THE most intriguing part of Brian Laws’ assessment of the penalty that decided Sunday’s derby was not the headline-grabbing assertion that Martin Olsson had ‘conned’ the referee, but that no blame should be attached to the player.

It is a view far from unique to the dignified Laws, since this is football’s logic.

When Thierry Henry handled the ball to take France to the World Cup, in the most blatant flouting of the spirit of the game since Stephen Ireland’s Superman underpants, Damien Duff told us in one breath that he felt ‘cheated’ and in the next that Henry was blameless and the striker’s reputation remained intact.

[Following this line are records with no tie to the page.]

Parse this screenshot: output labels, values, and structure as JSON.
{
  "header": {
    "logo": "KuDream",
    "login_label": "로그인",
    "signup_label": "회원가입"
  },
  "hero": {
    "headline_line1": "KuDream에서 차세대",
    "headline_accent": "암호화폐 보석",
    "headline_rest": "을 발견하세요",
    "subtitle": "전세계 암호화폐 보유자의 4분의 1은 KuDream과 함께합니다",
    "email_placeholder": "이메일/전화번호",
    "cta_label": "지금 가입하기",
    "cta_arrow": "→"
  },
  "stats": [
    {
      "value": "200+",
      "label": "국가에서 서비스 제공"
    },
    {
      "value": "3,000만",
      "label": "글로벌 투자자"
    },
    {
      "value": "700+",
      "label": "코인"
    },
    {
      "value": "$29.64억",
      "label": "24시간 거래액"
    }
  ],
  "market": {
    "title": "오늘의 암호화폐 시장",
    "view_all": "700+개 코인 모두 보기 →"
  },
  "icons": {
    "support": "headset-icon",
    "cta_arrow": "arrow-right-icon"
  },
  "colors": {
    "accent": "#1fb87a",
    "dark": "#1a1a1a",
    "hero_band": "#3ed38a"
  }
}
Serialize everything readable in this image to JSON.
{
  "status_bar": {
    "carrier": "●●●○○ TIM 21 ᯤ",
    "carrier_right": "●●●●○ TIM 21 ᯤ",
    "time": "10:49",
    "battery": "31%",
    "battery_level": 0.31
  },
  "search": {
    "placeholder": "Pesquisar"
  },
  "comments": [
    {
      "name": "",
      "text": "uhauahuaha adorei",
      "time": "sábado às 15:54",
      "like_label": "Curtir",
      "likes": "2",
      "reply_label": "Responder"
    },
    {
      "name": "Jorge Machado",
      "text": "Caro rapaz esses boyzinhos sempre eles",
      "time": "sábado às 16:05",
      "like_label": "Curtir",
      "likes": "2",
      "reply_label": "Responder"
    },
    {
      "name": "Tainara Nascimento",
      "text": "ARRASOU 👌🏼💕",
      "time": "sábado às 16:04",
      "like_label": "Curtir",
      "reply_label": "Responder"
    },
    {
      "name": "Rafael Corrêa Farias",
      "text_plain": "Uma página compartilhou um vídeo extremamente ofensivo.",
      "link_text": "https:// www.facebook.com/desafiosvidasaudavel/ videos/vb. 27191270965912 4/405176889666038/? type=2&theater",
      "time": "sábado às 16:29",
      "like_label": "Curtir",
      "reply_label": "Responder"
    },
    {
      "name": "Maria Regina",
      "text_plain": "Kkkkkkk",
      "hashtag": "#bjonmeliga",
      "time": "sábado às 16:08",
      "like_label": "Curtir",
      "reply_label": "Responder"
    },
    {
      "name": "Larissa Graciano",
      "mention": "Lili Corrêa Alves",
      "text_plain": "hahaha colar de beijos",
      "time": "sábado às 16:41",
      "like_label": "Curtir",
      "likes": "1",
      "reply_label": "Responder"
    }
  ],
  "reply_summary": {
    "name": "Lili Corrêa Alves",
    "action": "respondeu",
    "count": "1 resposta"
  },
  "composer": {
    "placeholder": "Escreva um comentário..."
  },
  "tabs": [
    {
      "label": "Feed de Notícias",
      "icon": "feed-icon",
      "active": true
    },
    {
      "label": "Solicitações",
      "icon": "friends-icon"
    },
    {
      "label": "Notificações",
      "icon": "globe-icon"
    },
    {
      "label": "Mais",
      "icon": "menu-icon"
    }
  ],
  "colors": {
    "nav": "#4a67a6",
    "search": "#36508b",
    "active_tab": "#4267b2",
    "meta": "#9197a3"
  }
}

To football people, engulfed in the growing ‘win at all costs’ mantra, this apparently makes perfect sense.

The blame lies not at the door of the man who knowingly deceived, but of the referee who made an honest mistake.

Olsson – a down-to-earth and generally decent chap – was superb on Sunday, but it is he who must take most of the responsibility for the game’s most controversial moment.

If there was any debate at the time about whether telling contact was made, and this journalist feels it appropriate to give referees the benefit of the doubt in such circumstances, there could be none after a thorough inspection of television replays.

True, Brian Jensen’s leg did connect, but since Olsson was already horizontal at the time it hardly counted.

Whichever side of the East Lancashire divide you sit on, there can be no excusing Olsson’s unassisted fall to earth.

There should be no question of a retrospective ban, as Eduardo so nearly received earlier in the season, since a yellow was the worst Olsson could have got at the time.

But nor should he escape the blame that referees so readily receive.